Sunday, March 20, 2011

Okay, stop yelling at me!

I know. You weren't yelling at me. But, I kind of was. It's time for me to start this blog back up. For me. I started my final weight loss journey this year. I say final because I don't want to get back on the fat wagon. And I should also call it my eternal weight loss journey because I know it won't be ending in this life time. It's something I'm going to have to work with my whole imperfect life. Until I'm resurrected to a knew and perfect body. I have a food addiction. It's not fun. It's not something I can run away from. It's not the fault of friends or family or bad influences. Okay, well maybe a little. But, food is a constant part of our lives. It's become something to love for me. I love planning food, making food, sharing food and eating food. I eat for fun, for sustenance, for peace, for de-stressing, when I'm anxious, upset, lonely, or tired.


I joined our local gym in November. In January I joined their weight-loss challenge. And it's been a challenge. This is me the beginning of January, on the scale. The only reason I'm smiling is because I was with one of my best friends. We are going through this together.



my starting weight - 226 lbs.



These are my before pictures. Ack! To me that's just gross. And it's not fun feeling that way about yourself.

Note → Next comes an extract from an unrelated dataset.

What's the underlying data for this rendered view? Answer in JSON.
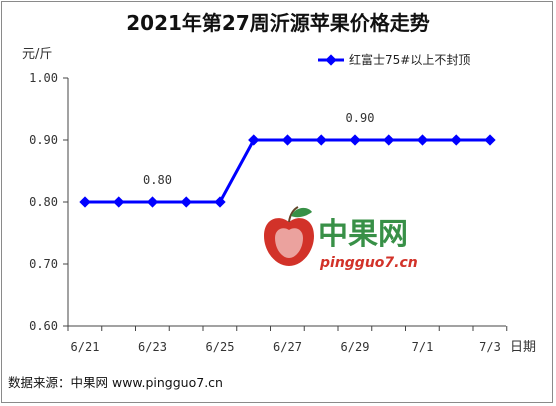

To feel unworthy of being loved because you're fat. I know I don't feel that way about other people. I love them in spite of that weakness. But, we are so much harder on ourselves, aren't we?

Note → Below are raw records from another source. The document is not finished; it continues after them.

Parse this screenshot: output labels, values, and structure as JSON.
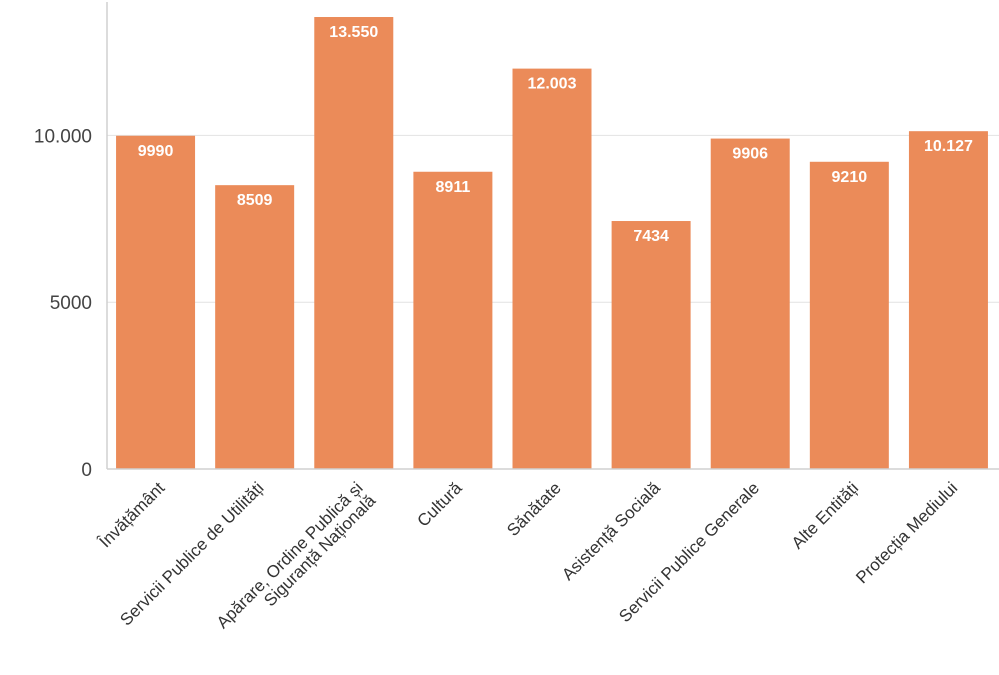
{
  "chart_data": {
    "type": "bar",
    "title": "",
    "xlabel": "",
    "ylabel": "",
    "categories": [
      [
        "Învățământ"
      ],
      [
        "Servicii Publice de Utilități"
      ],
      [
        "Apărare, Ordine Publică și",
        "Siguranță Națională"
      ],
      [
        "Cultură"
      ],
      [
        "Sănătate"
      ],
      [
        "Asistență Socială"
      ],
      [
        "Servicii Publice Generale"
      ],
      [
        "Alte Entități"
      ],
      [
        "Protecția Mediului"
      ]
    ],
    "values": [
      9990,
      8509,
      13550,
      8911,
      12003,
      7434,
      9906,
      9210,
      10127
    ],
    "value_labels": [
      "9990",
      "8509",
      "13.550",
      "8911",
      "12.003",
      "7434",
      "9906",
      "9210",
      "10.127"
    ],
    "yticks": [
      0,
      5000,
      10000
    ],
    "ytick_labels": [
      "0",
      "5000",
      "10.000"
    ],
    "ylim": [
      0,
      13850
    ],
    "grid": true,
    "legend": "none",
    "bar_color": "#eb8b59"
  }
}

Since the middle of January I've been making it to the gym 4-5 days a week. They have a child care for me and I use it most of the time. There have been times when I've gone at 8 o'clock at night because that's the only time I could get there. I missed one week in February when the kids and I were sick. But, for all that effort I was pleased at our 6-week weigh-in to find that I had lost some fat. I gained weight - 8 lbs. - but it was muscle that was gained. Still. To not see the change on the scale has been difficult. I'm still going and still working hard at exercising. Since that weigh-in, on March 5th, I've worked on changing my eating habits. Cutting out the treats and the crackers. Still haven't seen any changes. Not even in my clothes fitting better or just looking better in the mirror. I had an emotional break-down after Zumba on Friday. (By the way, I LOVE Zumba.) I hate all the mirrors in that room and the way I look in them. I was having a harder time that night keeping up. And just felt so discouraged. Like it's never going to happen for me. That no matter how hard I try, I'm always going to be fat. That the dancer in my will never be seen. I know those phrases are straight from the Devil himself. But, in the moment, that doesn't register and I just lose it. It didn't last long. And it's not enough to keep me from trying. I know that's what the Lord requires of me. That I keep working on it.


Along the lines of the Lord, I have joined an addiction recovery program here. The Church of Jesus Christ of Latter-day Saints (my church) has an Addiction Recovery Program that follows the 12 steps of AA. I've made it to 2 meetings so far. At the first one I came to the realization that I DO have to abstain. For an alcoholic, or nicotine-addict, giving up the substance is key to recovery. For a food addict, what do you do? We have to eat. But, I don't have to eat the junk that's making and keeping me fat. So, I've decided that I will not buy for myself or make at home those yummy goodies that I can't stop eating. That is what I have to do. To make this work in my life. To really follow the Word of Wisdom. I feel that as I do these things I will become stronger and be able to be the one in control of my body.


So, here I am. Still fat. And not too happy with myself. I hope that this journey will lead to some self-acceptance. Even better would be some self-love. That's a commandment, too!


I'm trying to eat healthier and will post some of our meals on my 3rd blog - about food!

1 comment:

  1. You've made some great commitments. I love that you are that honest with yourself. That is the first step. Keep it up and it will pay off. I need to jump on the bandwagon of eating better. It's a good thing.